Kopi Pagi

Arif dan Bijak

Kamis 30 Apr 2020, 05:25 WIB

Oleh Harmoko
                     

ADA sesosok manusia yang bukan rasul dan bukan pula nabi, tapi diakui kearifan dan kebijaksanaannya oleh manusia yang bermoral. Bahkan namanya tercantum di dalam Al-Quran, kitab suci umat Islam yang tidak ada duanya. Orang itu bernama Luqman al-Hakim.

Suatu hari anaknya bertanya: “Ayahanda, bagaimanakah perangai yang terbaik dari seorang manusia?”

        Ayah: “Agama!” 

       Anak: “Bila perangai itu ada dua macam?”

       Ayah: “Agama dan harta benda.”

       Anak: “Bila ada tiga?”

       Ayah: ”Agama, harta benda, dan rasa malu.”   

       Anak: “Kalau ada empat?”

       Ayah: “Agama, harta benda, rasa malu, dan akhlak yang mulia.”

        Anak: “Bila ada lima?”

        Ayah: “Agama, harta benda, rasa malu, akhlak mulia, dan  dermawan.”

        Anak: “Andaikata perangai itu ada enam macam?”

        Ayah: “Wahai Ananda! Bila 5 perangai itu terhimpun di  dalam diri seseorang, maka dialah orang yang bersih, sempurna takwanya, dilidungi oleh Allah SWT, dan dia bebas dari godaan setan!”

Dialog tinggi dan padat isi seperti yang tercantum di atas itu tentu tidak memerlukan komentar lagi.
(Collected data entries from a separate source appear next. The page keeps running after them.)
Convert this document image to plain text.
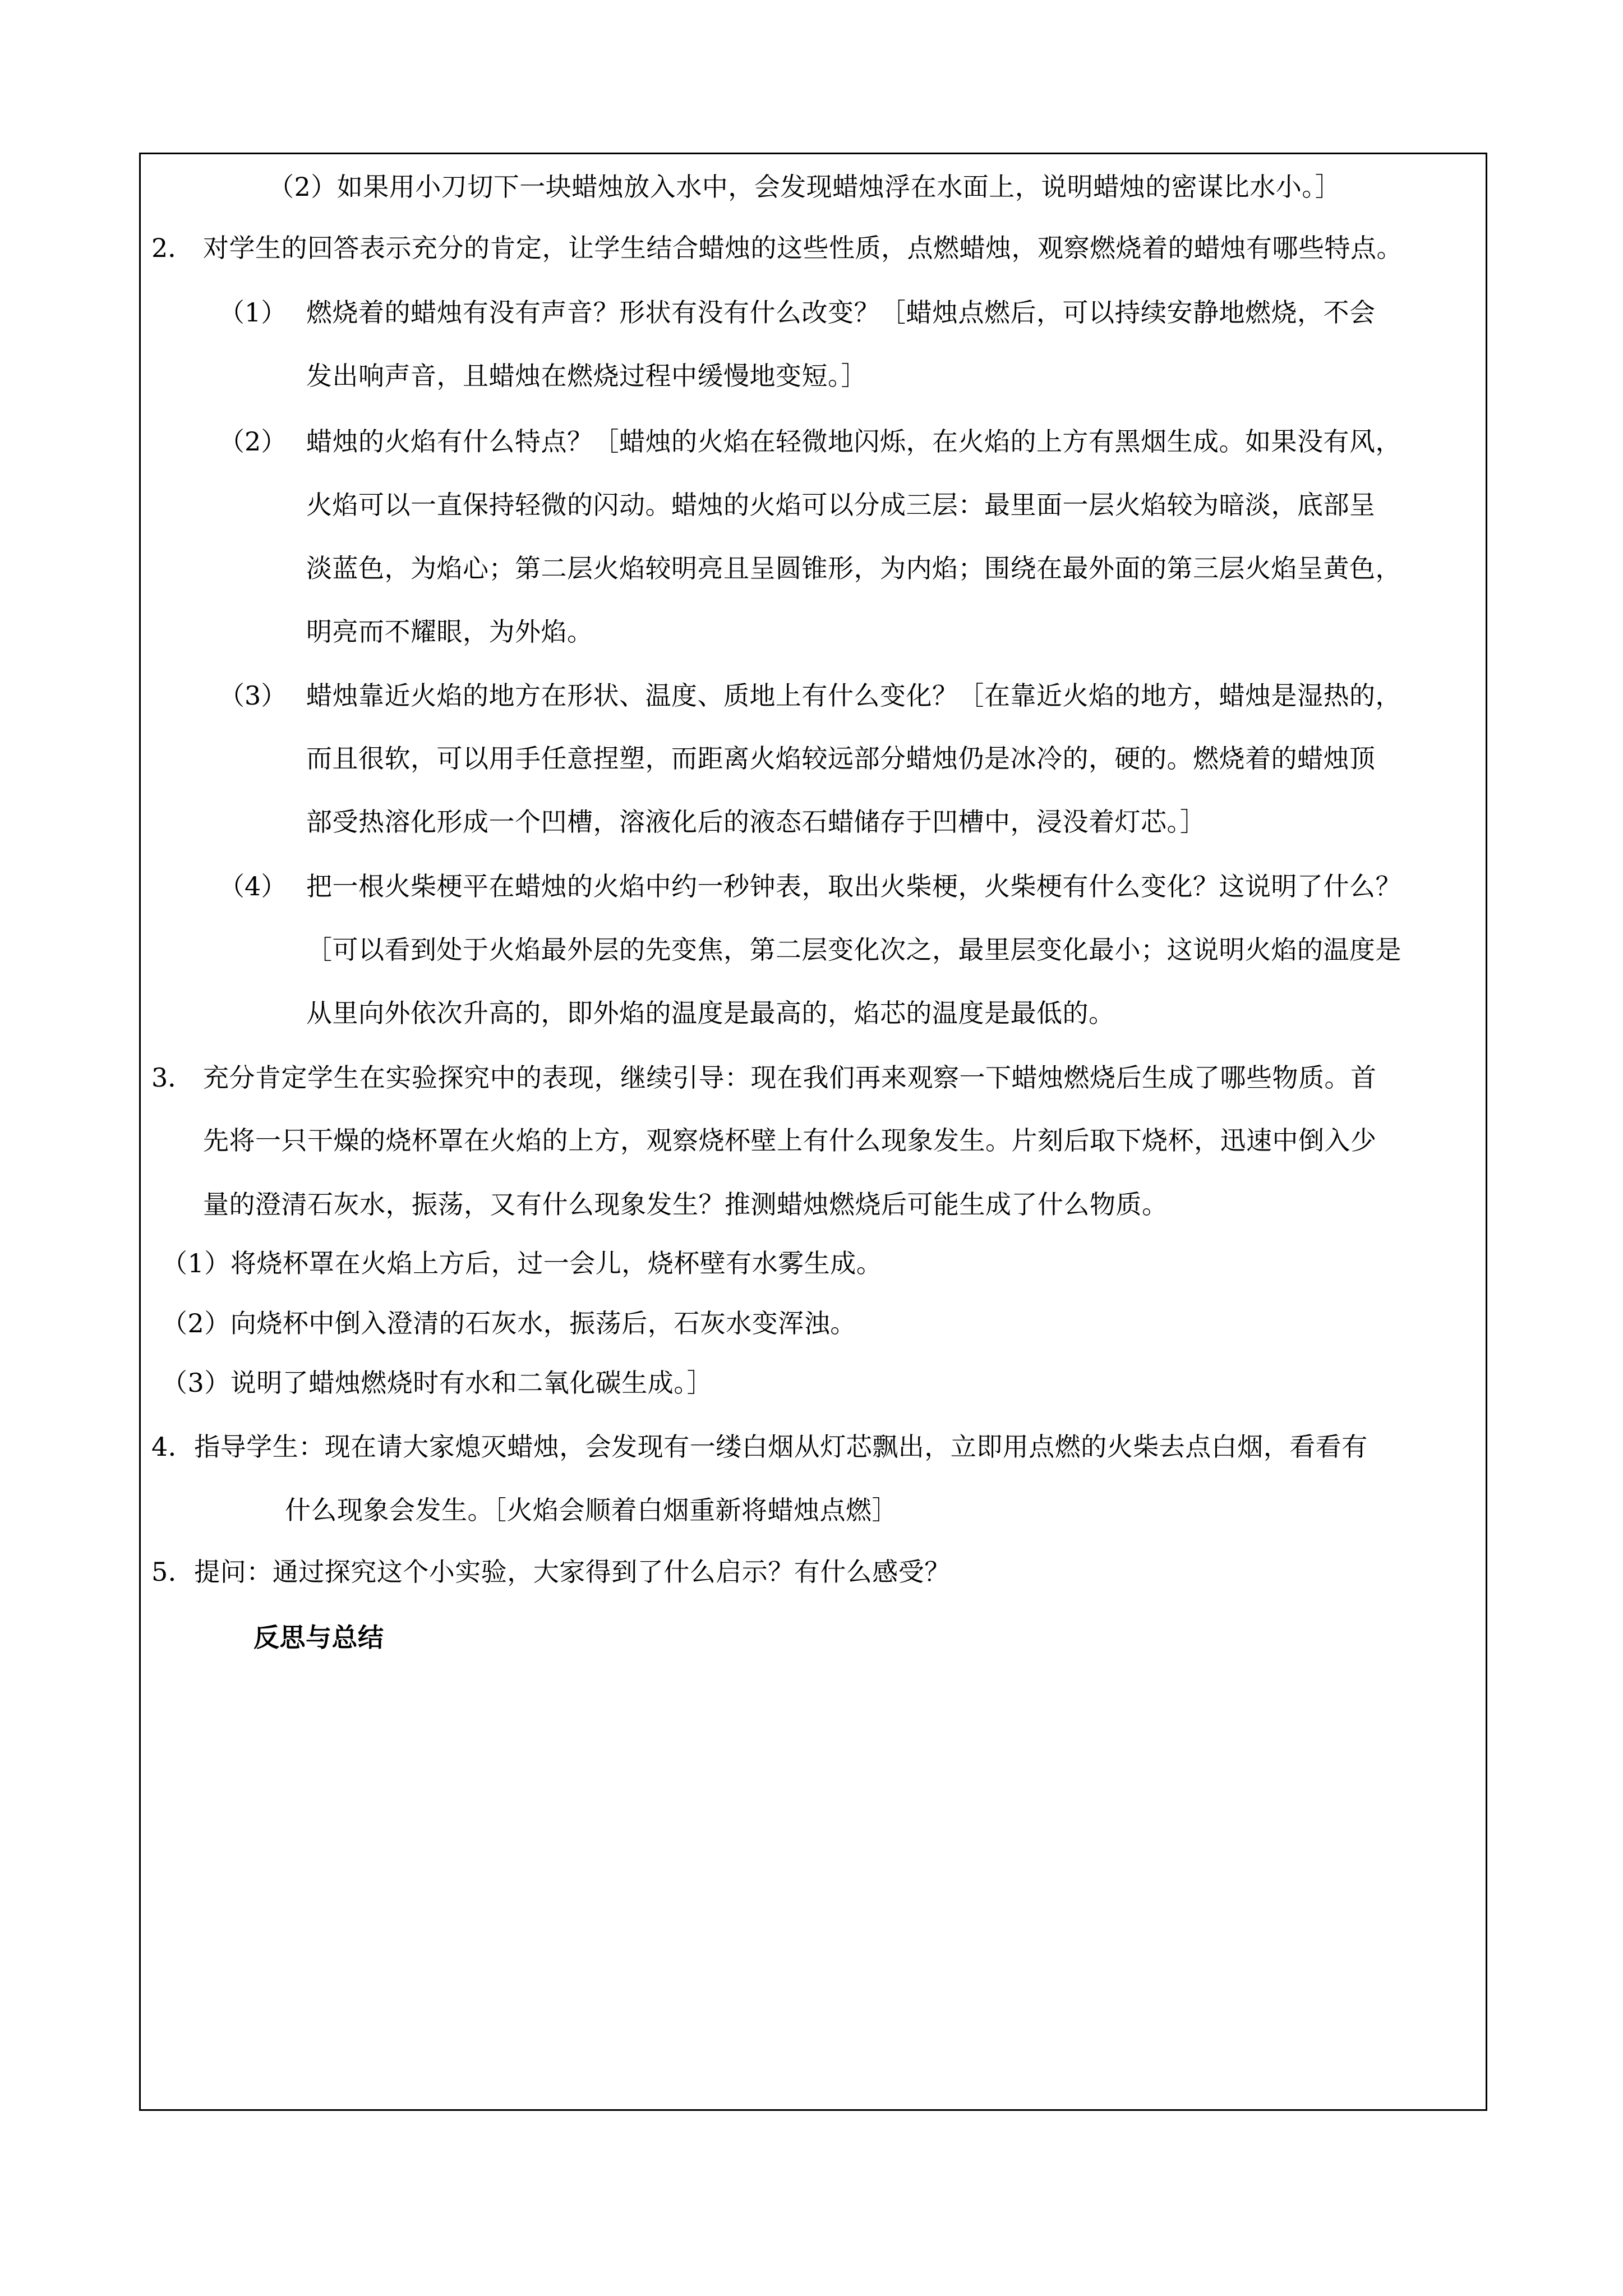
（2）如果用小刀切下一块蜡烛放入水中，会发现蜡烛浮在水面上，说明蜡烛的密谋比水小。］
2． 对学生的回答表示充分的肯定，让学生结合蜡烛的这些性质，点燃蜡烛，观察燃烧着的蜡烛有哪些特点。
（1） 燃烧着的蜡烛有没有声音？形状有没有什么改变？［蜡烛点燃后，可以持续安静地燃烧，不会
发出响声音，且蜡烛在燃烧过程中缓慢地变短。］
（2） 蜡烛的火焰有什么特点？［蜡烛的火焰在轻微地闪烁，在火焰的上方有黑烟生成。如果没有风，
火焰可以一直保持轻微的闪动。蜡烛的火焰可以分成三层：最里面一层火焰较为暗淡，底部呈
淡蓝色，为焰心；第二层火焰较明亮且呈圆锥形，为内焰；围绕在最外面的第三层火焰呈黄色，
明亮而不耀眼，为外焰。
（3） 蜡烛靠近火焰的地方在形状、温度、质地上有什么变化？［在靠近火焰的地方，蜡烛是湿热的，
而且很软，可以用手任意捏塑，而距离火焰较远部分蜡烛仍是冰冷的，硬的。燃烧着的蜡烛顶
部受热溶化形成一个凹槽，溶液化后的液态石蜡储存于凹槽中，浸没着灯芯。］
（4） 把一根火柴梗平在蜡烛的火焰中约一秒钟表，取出火柴梗，火柴梗有什么变化？这说明了什么？
［可以看到处于火焰最外层的先变焦，第二层变化次之，最里层变化最小；这说明火焰的温度是
从里向外依次升高的，即外焰的温度是最高的，焰芯的温度是最低的。
3． 充分肯定学生在实验探究中的表现，继续引导：现在我们再来观察一下蜡烛燃烧后生成了哪些物质。首
先将一只干燥的烧杯罩在火焰的上方，观察烧杯壁上有什么现象发生。片刻后取下烧杯，迅速中倒入少
量的澄清石灰水，振荡，又有什么现象发生？推测蜡烛燃烧后可能生成了什么物质。
（1）将烧杯罩在火焰上方后，过一会儿，烧杯壁有水雾生成。
（2）向烧杯中倒入澄清的石灰水，振荡后，石灰水变浑浊。
（3）说明了蜡烛燃烧时有水和二氧化碳生成。］
4．指导学生：现在请大家熄灭蜡烛，会发现有一缕白烟从灯芯飘出，立即用点燃的火柴去点白烟，看看有
什么现象会发生。［火焰会顺着白烟重新将蜡烛点燃］
5．提问：通过探究这个小实验，大家得到了什么启示？有什么感受？
反思与总结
Sebaliknya perlu kita cermati dan pegang erat-erat untuk menjadikannya sebagai pedoman sepanjang masa hidup kita di dunia.

Mantan Menteri Agama RI yang wartawan dan juga ayah  Menteri Agama RI  periode lalu, pernah menulis bahwa Imam Ghazali mengedepankan dialog Luqman Al-Hakim dengan puteranya  untuk menekankan pentingnya pembinaan watak manusia.

Idealnya seseorang itu pemeluk  agama yang kuat, kaya raya, berakhlak mulia, mempunyai rasa malu yang wajar saja, dan hatinya dermawan.             

Mengapa dalam membentuk watak, rasa malu menjadi faktor utama? Karena tanpa memiliki rasa malu, seseorang akan mudah menjadi serakah dan bahkan tak segan menjual agama, apalagi negara dan juga bangsanya demi setingkat pangkat atau sekepal harta. Hanya mereka yang mempunyai watak mulia yang menggoyangkan kepala di depan sodoran bertimbun harta benda, manakala dia diminta berbuat cela.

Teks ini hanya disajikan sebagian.